Bendigo and the Anzacs

There were nearly 4000 people who enlisted in Bendigo to serve in the First World War, though over 5000 listed places in the Bendigo area as their place of birth on their service records (or you can watch a Discovering Anzacs video for more information on these records). Many who enlisted would have come from the Bendigo area, but some would have travelled great distances. This was often the case for those who were underage who travelled to distant recruitments point where they would not be recognised by officials and turned away from enlisting.


‘Members of the 38th Battalion in Dog Trench near
Guillemont Farm, in which they were held by machine
gun  fire during the attack on the Hindenburg Line, near
Bony.  Identified, left to right: 5918 Private (Pte) Binion;
967  Sergeant A. E.  Pegler MM; 3020 Corporal H.
Amiet MM; Captain C. H. Peters MC; unidentified soldier
(almost completely obscured by Buckland); 763 Company
Sergeant Major (CSM) R. J. Buckland MM (smoking a
pipe); 6217 Pte G. Bain.’

Photo taken by George Hubert Wilkins, 29 September 1918
Courtesy of the 
Australian War Memorial

Recruitment took place at the Bendigo Town Hall. Diaries and letters, as well as other personal records, were kept by many as they served during the war. These will be progresively digitised by the Australian War Memorial as part of the Anzac Connections project.

Bendigo had its own battalion, the 38th Battalion,  in the 10th Infantry Brigade of the 1st Australian Imperial Force. The 38th Battalion was formed on 1 March 1916 and used the Bendigo Racecourse at Epsom as their training camp. From here, the 38th Battalion shipped out to the theatre of wars in France and Belguim, on the Western Front. The 38th Battalion served in several major battles and actions at Messines, Broodseinde, Passchendaele, Proyart, Somme Valley and the Hindenburg Line at St Quentin Canal. In some actions the battalion suffered as much as a 62% casualty rate. Over the course of the First World War the 38th Battalion suffered heavily – 1478 were gassed or wounded and 499 were killed and buried in war graves. The valour of the 38th Battalion was recognised by over 150 decorations. The 38th Battalion was disbanded in April 1919.

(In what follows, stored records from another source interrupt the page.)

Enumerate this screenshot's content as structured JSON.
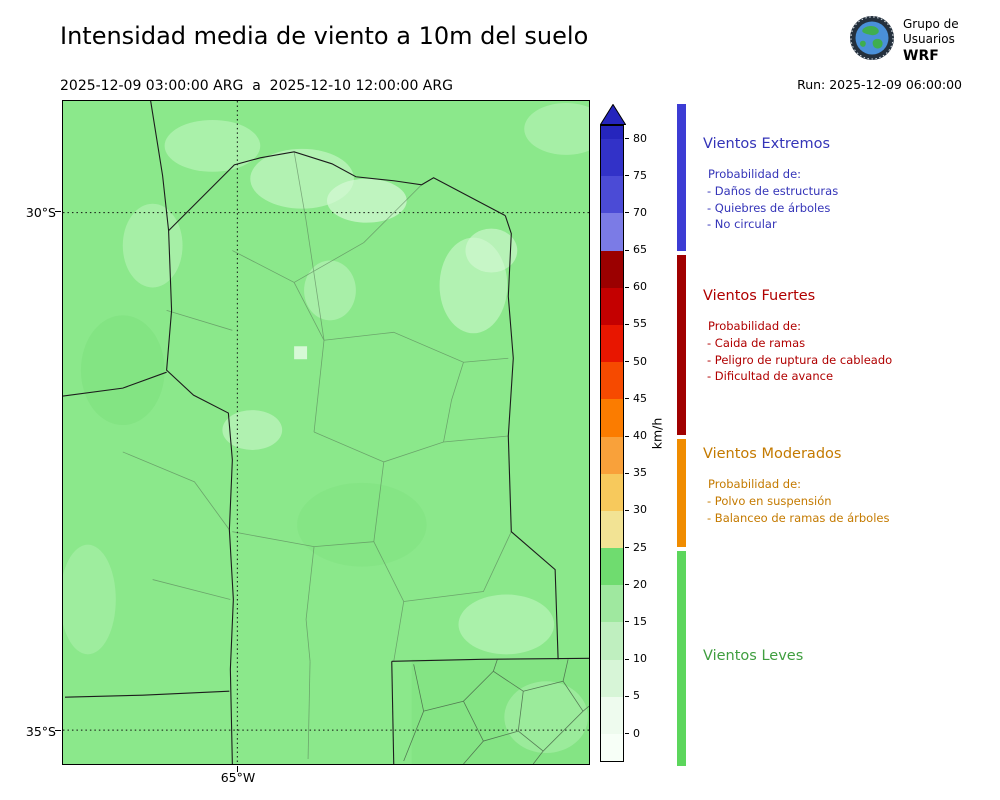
{
  "header": {
    "title": "Intensidad media de viento a 10m del suelo",
    "period": "2025-12-09 03:00:00 ARG  a  2025-12-10 12:00:00 ARG",
    "run_label": "Run: 2025-12-09 06:00:00",
    "logo": {
      "org_line1": "Grupo de",
      "org_line2": "Usuarios",
      "model": "WRF"
    }
  },
  "map": {
    "lat_ticks": [
      {
        "label": "30°S"
      },
      {
        "label": "35°S"
      }
    ],
    "lon_tick": "65°W",
    "colors": {
      "base": "#8be88b",
      "light": "#b2f2b2",
      "lighter": "#d6f9d6",
      "dark": "#7cdf7c",
      "border": "#1c1c1c",
      "dept": "#567a56"
    }
  },
  "colorbar": {
    "unit": "km/h",
    "ticks": [
      0,
      5,
      10,
      15,
      20,
      25,
      30,
      35,
      40,
      45,
      50,
      55,
      60,
      65,
      70,
      75,
      80
    ],
    "segments": [
      {
        "from": 0,
        "to": 5,
        "color": "#eefbee"
      },
      {
        "from": 5,
        "to": 10,
        "color": "#d7f5d7"
      },
      {
        "from": 10,
        "to": 15,
        "color": "#bfefbf"
      },
      {
        "from": 15,
        "to": 20,
        "color": "#9fe89f"
      },
      {
        "from": 20,
        "to": 25,
        "color": "#6fdc6f"
      },
      {
        "from": 25,
        "to": 30,
        "color": "#f2e394"
      },
      {
        "from": 30,
        "to": 35,
        "color": "#f7c95c"
      },
      {
        "from": 35,
        "to": 40,
        "color": "#f9a13a"
      },
      {
        "from": 40,
        "to": 45,
        "color": "#fb7c00"
      },
      {
        "from": 45,
        "to": 50,
        "color": "#f64a00"
      },
      {
        "from": 50,
        "to": 55,
        "color": "#e81600"
      },
      {
        "from": 55,
        "to": 60,
        "color": "#c40000"
      },
      {
        "from": 60,
        "to": 65,
        "color": "#9b0000"
      },
      {
        "from": 65,
        "to": 70,
        "color": "#7b7be6"
      },
      {
        "from": 70,
        "to": 75,
        "color": "#4b4bd6"
      },
      {
        "from": 75,
        "to": 80,
        "color": "#3232c8"
      },
      {
        "from": 80,
        "to": 85,
        "color": "#2525bd"
      }
    ],
    "under_color": "#f7fff7",
    "over_color": "#2525bd"
  },
  "legend": {
    "sections": [
      {
        "title": "Vientos Extremos",
        "text_color": "#3434b8",
        "strip_color": "#3c3cd4",
        "prob_label": "Probabilidad de:",
        "items": [
          "- Daños de estructuras",
          "- Quiebres de árboles",
          "- No circular"
        ]
      },
      {
        "title": "Vientos Fuertes",
        "text_color": "#b00000",
        "strip_color": "#a00000",
        "prob_label": "Probabilidad de:",
        "items": [
          "- Caida de ramas",
          "- Peligro de ruptura de cableado",
          "- Dificultad de avance"
        ]
      },
      {
        "title": "Vientos Moderados",
        "text_color": "#c47a00",
        "strip_color": "#f08c00",
        "prob_label": "Probabilidad de:",
        "items": [
          "- Polvo en suspensión",
          "- Balanceo de ramas de árboles"
        ]
      },
      {
        "title": "Vientos Leves",
        "text_color": "#3f9e3f",
        "strip_color": "#5cd65c",
        "prob_label": "",
        "items": []
      }
    ]
  }
}
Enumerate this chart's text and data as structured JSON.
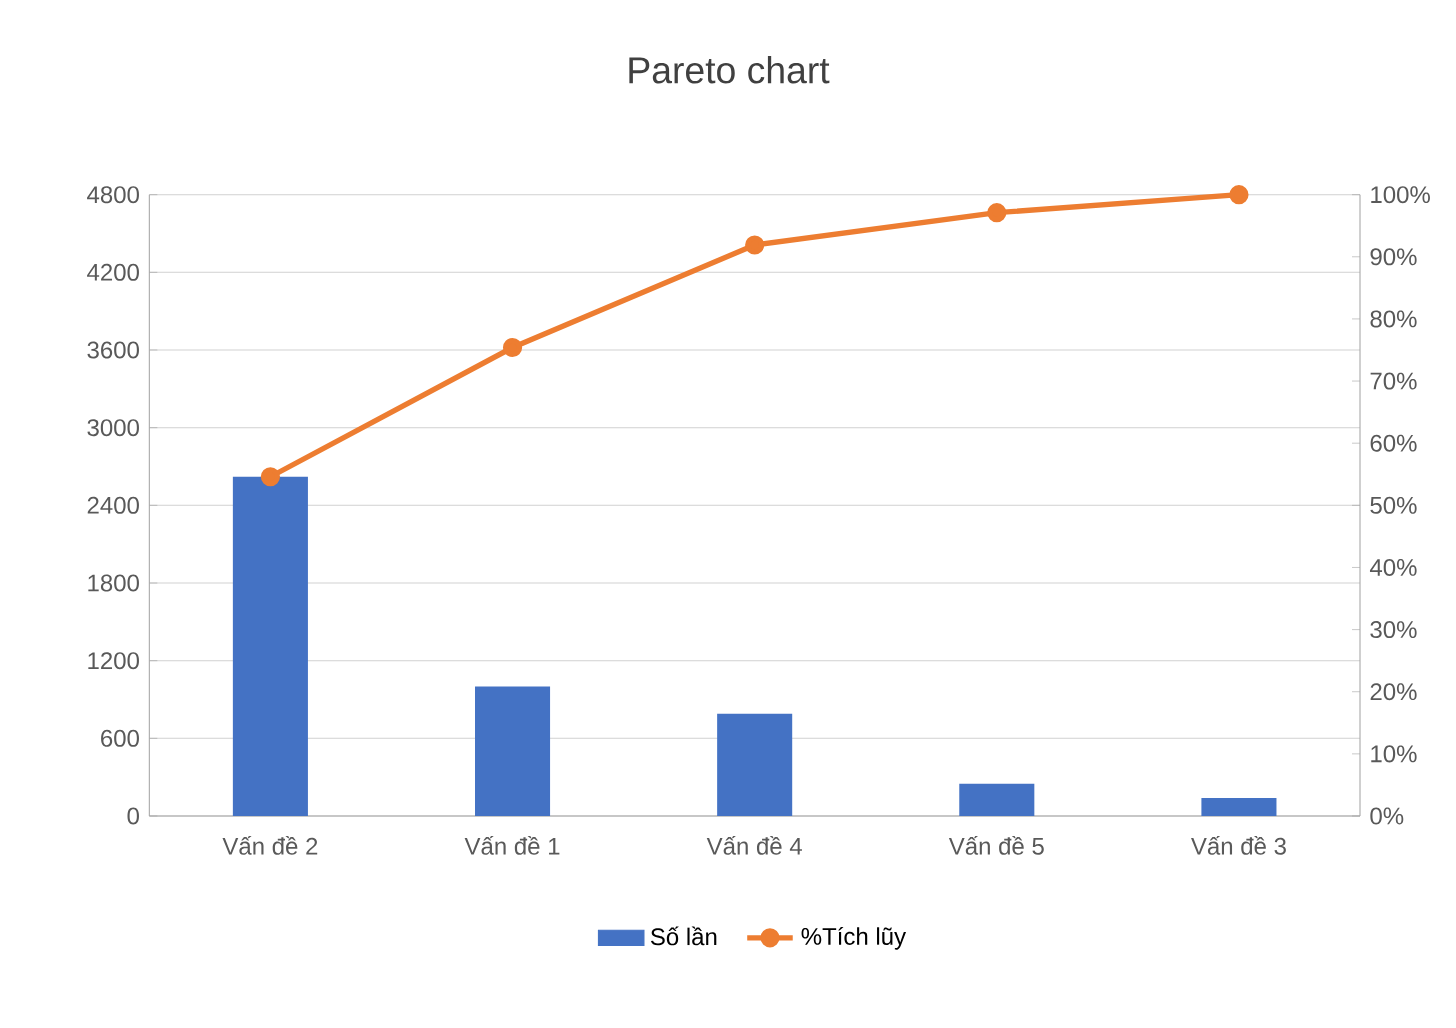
{
  "chart_data": {
    "type": "bar",
    "title": "Pareto chart",
    "categories": [
      "Vấn đề 2",
      "Vấn đề 1",
      "Vấn đề 4",
      "Vấn đề 5",
      "Vấn đề 3"
    ],
    "series": [
      {
        "name": "Số lần",
        "color": "#4472c4",
        "values": [
          2620,
          1000,
          790,
          250,
          140
        ]
      },
      {
        "name": "%Tích lũy",
        "type": "line",
        "axis": "y2",
        "color": "#ed7d31",
        "marker": "circle",
        "values": [
          54.6,
          75.4,
          91.9,
          97.1,
          100
        ]
      }
    ],
    "ylim": [
      0,
      4800
    ],
    "yticks": [
      0,
      600,
      1200,
      1800,
      2400,
      3000,
      3600,
      4200,
      4800
    ],
    "y2lim": [
      0,
      100
    ],
    "y2ticks": [
      {
        "value": 0,
        "label": "0%"
      },
      {
        "value": 10,
        "label": "10%"
      },
      {
        "value": 20,
        "label": "20%"
      },
      {
        "value": 30,
        "label": "30%"
      },
      {
        "value": 40,
        "label": "40%"
      },
      {
        "value": 50,
        "label": "50%"
      },
      {
        "value": 60,
        "label": "60%"
      },
      {
        "value": 70,
        "label": "70%"
      },
      {
        "value": 80,
        "label": "80%"
      },
      {
        "value": 90,
        "label": "90%"
      },
      {
        "value": 100,
        "label": "100%"
      }
    ],
    "grid": "y",
    "legend": "bottom"
  }
}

There were an estimated 400-800 Aboriginal diggers who served alongside their fellow countrymen and women in World War One. Some of these differs would have been local Dja Dja Wurrung people, including Jaara men, and Aboriginal Bendigonians. Aboriginal men served their country, although at the time they were not recognised as citizens and could not vote. This was not the first nor the last war Aboriginal people have served in, in a long and ongoing tradition of military service. Aboriginal service and sacrifice is now honoured each year on 31 May at 11am at the Shrine of Remembrance in a dedicated Victorian Indigenous Remembrance Service.

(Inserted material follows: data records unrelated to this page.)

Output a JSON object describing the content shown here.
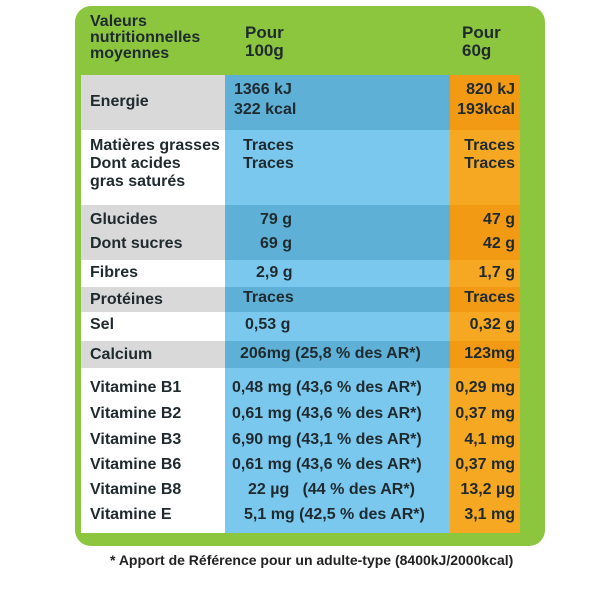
{
  "header": {
    "col1": [
      "Valeurs",
      "nutritionnelles",
      "moyennes"
    ],
    "col2": [
      "Pour",
      "100g"
    ],
    "col3": [
      "Pour",
      "60g"
    ]
  },
  "rows": [
    {
      "label": "Energie",
      "v100": [
        "1366 kJ",
        "322 kcal"
      ],
      "v60": [
        "820 kJ",
        "193kcal"
      ]
    },
    {
      "label": "Matières grasses",
      "v100": "Traces",
      "v60": "Traces"
    },
    {
      "label": "Dont acides",
      "v100": "Traces",
      "v60": "Traces"
    },
    {
      "label": "gras saturés"
    },
    {
      "label": "Glucides",
      "v100": "79 g",
      "v60": "47 g"
    },
    {
      "label": "Dont sucres",
      "v100": "69 g",
      "v60": "42 g"
    },
    {
      "label": "Fibres",
      "v100": "2,9 g",
      "v60": "1,7 g"
    },
    {
      "label": "Protéines",
      "v100": "Traces",
      "v60": "Traces"
    },
    {
      "label": "Sel",
      "v100": "0,53 g",
      "v60": "0,32 g"
    },
    {
      "label": "Calcium",
      "v100": "206mg (25,8 % des AR*)",
      "v60": "123mg"
    },
    {
      "label": "Vitamine B1",
      "v100": "0,48 mg (43,6 % des AR*)",
      "v60": "0,29 mg"
    },
    {
      "label": "Vitamine B2",
      "v100": "0,61 mg (43,6 % des AR*)",
      "v60": "0,37 mg"
    },
    {
      "label": "Vitamine B3",
      "v100": "6,90 mg (43,1 % des AR*)",
      "v60": "4,1 mg"
    },
    {
      "label": "Vitamine B6",
      "v100": "0,61 mg (43,6 % des AR*)",
      "v60": "0,37 mg"
    },
    {
      "label": "Vitamine B8",
      "v100": "22 µg   (44 % des AR*)",
      "v60": "13,2 µg"
    },
    {
      "label": "Vitamine E",
      "v100": "5,1 mg (42,5 % des AR*)",
      "v60": "3,1 mg"
    }
  ],
  "footnote": "* Apport de Référence pour un adulte-type (8400kJ/2000kcal)",
  "colors": {
    "frame_green": "#8cc63f",
    "col_blue": "#7bc8ee",
    "col_blue_shaded": "#5fb0d6",
    "col_orange": "#f7a823",
    "col_orange_shaded": "#f29a14",
    "label_shaded": "#d9d9d9"
  }
}
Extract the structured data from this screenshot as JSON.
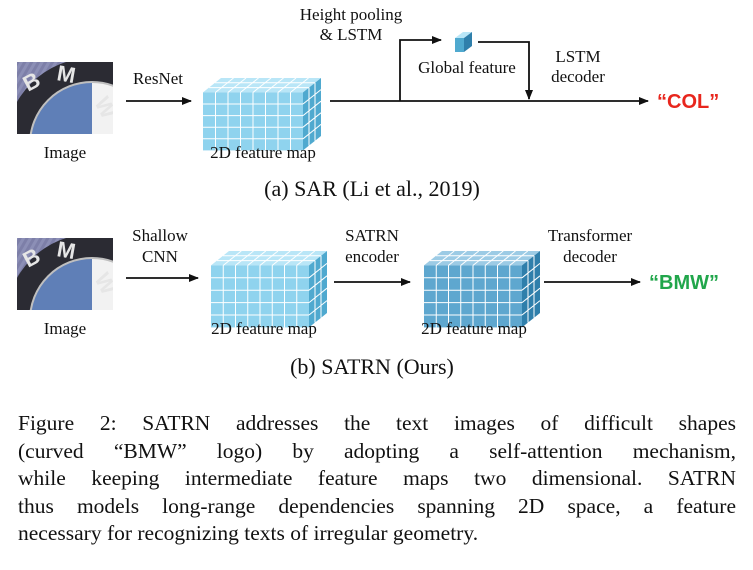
{
  "diagram_a": {
    "input_label": "Image",
    "backbone_label": "ResNet",
    "feature_map_label": "2D feature map",
    "pooling_label_line1": "Height pooling",
    "pooling_label_line2": "& LSTM",
    "global_feature_label": "Global feature",
    "decoder_label_line1": "LSTM",
    "decoder_label_line2": "decoder",
    "output_text": "“COL”",
    "output_color": "#e8261d",
    "subcaption": "(a) SAR (Li et al., 2019)"
  },
  "diagram_b": {
    "input_label": "Image",
    "backbone_label_line1": "Shallow",
    "backbone_label_line2": "CNN",
    "feature_map_label_1": "2D feature map",
    "encoder_label_line1": "SATRN",
    "encoder_label_line2": "encoder",
    "feature_map_label_2": "2D feature map",
    "decoder_label_line1": "Transformer",
    "decoder_label_line2": "decoder",
    "output_text": "“BMW”",
    "output_color": "#21a64b",
    "subcaption": "(b) SATRN (Ours)"
  },
  "logo_letters": [
    "B",
    "M",
    "W"
  ],
  "colors": {
    "cube_front": "#8fd3ee",
    "cube_top": "#b9e6f7",
    "cube_side": "#4fa9cf",
    "cube_front_dark": "#5ea7cf",
    "cube_top_dark": "#9ccbe5",
    "cube_side_dark": "#2f7fab",
    "grid_line": "#ffffff"
  },
  "caption": {
    "lines": [
      "Figure 2: SATRN addresses the text images of difficult shapes",
      "(curved “BMW” logo) by adopting a self-attention mechanism,",
      "while keeping intermediate feature maps two dimensional. SATRN",
      "thus models long-range dependencies spanning 2D space, a feature",
      "necessary for recognizing texts of irregular geometry."
    ]
  }
}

After the war, many communities commemorated the sacrifices made by listing the fallen on honour rolls and memorials, such as the Bendigo Roll of Honour located at the Soldiers Memorial on Pall Mall, or by planting Avenues of Honour. Monuments like the Soldiers Memorial on Pall Mall (1921) and the Arch of Triumph in White Hills (1925), both largely built by public subscription, are magnificent tributes that are of state heritage significance.

As a reward for their service, the Victoria government instigated low interest land purchase schemes to assist returned soldiers to settle in regional and rural areas. Mount Camel estate near Knowsley East was just one such settlement in this area. The areas chosen for soldier settlements were not always productive land and financial advances could be extensive to support these returned soldiers.

To ‘lend a helping hand to deserving comrades’ a Returned Soldiers’ Association was established as early as 1916 in Bendigo. Now known as the Returned and Services League, there are a number of Sub Branches that continue to serve the veteran community – Bendigo DistrictElmoreHeathcote and Kangaroo Flat.